Adult Extracorporeal Life Support (ECLS) use is rapidly increasing. The structure of fellowship ECLS education is unknown. We sought to define current ECLS education and identify curricular needs.

Materials and methods:

An anonymous survey with Likert, binary and free response questions was sent to Critical Care Program Directors (CCPDs).

Results:

A total of 103 CCPDs responded, a response rate of 31. ECLS training was provided by 64% (66/103) of fellowships. Importantly, 50% (52/103) of CCPDs agreed or strongly agreed that fellows should be competent in ECLS and 70% (72/103) agreed or strongly agreed that ECLS will be an important part of critical care in the next 10 years. Only 28% (29/103) and 37% (38/103) of CCPDs agreed or strongly agreed their fellows could independently manage veno-arterial or veno-venous ECLS, respectively.
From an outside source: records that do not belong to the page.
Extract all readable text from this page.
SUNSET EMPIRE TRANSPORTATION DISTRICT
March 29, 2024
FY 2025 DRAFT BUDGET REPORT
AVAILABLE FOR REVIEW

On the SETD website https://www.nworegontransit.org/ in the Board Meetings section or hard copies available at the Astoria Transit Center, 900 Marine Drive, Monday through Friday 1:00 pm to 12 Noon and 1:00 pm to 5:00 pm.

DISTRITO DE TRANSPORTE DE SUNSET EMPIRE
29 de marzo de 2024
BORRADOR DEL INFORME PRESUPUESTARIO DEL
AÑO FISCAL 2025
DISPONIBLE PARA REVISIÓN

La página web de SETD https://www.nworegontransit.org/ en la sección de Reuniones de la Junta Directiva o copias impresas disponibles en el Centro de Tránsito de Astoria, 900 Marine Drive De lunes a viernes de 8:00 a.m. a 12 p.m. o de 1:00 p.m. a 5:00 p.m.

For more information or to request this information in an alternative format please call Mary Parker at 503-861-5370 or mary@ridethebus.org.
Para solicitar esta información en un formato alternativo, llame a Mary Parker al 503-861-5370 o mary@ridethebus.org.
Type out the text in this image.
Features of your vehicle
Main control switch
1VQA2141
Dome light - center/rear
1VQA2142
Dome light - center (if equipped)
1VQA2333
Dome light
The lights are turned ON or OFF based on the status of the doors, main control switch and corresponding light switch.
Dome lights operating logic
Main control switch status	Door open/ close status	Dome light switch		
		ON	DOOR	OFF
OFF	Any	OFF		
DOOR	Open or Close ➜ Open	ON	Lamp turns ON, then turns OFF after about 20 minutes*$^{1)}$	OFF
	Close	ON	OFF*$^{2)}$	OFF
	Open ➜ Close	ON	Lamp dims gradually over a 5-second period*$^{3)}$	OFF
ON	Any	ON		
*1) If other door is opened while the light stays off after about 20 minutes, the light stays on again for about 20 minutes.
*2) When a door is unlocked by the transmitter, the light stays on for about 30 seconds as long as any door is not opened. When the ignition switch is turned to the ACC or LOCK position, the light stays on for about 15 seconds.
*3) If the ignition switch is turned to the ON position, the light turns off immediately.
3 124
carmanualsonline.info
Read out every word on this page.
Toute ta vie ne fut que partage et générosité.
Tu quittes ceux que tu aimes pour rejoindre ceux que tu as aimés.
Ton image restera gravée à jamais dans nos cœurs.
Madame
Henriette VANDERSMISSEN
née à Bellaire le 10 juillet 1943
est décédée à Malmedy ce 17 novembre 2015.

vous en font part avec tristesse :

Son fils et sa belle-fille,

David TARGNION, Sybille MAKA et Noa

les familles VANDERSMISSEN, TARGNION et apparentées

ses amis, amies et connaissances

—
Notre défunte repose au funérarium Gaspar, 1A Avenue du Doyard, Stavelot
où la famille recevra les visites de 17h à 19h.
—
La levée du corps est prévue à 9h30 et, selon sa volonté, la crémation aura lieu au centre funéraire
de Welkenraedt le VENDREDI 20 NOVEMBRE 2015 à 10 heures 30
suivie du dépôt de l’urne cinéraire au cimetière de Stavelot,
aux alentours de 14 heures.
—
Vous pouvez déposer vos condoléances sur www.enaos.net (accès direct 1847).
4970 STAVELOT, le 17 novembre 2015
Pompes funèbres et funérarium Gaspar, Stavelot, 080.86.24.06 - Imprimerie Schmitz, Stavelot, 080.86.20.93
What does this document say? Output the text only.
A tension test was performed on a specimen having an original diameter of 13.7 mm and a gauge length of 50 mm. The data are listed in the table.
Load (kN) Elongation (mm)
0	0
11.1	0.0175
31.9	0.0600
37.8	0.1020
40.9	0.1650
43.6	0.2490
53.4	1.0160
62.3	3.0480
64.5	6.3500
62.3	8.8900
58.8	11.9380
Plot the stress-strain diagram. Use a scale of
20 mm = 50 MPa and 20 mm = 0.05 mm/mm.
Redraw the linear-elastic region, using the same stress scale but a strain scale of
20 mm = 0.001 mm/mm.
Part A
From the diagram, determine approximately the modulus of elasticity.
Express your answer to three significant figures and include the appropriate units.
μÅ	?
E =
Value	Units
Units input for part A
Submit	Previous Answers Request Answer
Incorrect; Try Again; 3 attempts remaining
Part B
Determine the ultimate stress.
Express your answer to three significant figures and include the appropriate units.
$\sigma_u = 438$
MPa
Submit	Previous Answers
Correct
Formal ECLS education was 5 h or less in 85% (88/103) of programs. Desired curricular improvements were: simulation 50% (51/103), patient volume 47% (48/103), and didactics 44% (45/103).

Conclusions:

CCPDs identified ECLS as a critical care skill, but believe that a minority of fellows are prepared for independent practice. Simulation, formal didactics and clinical volume are key needs. These data will guide the development of ECLS curriculum.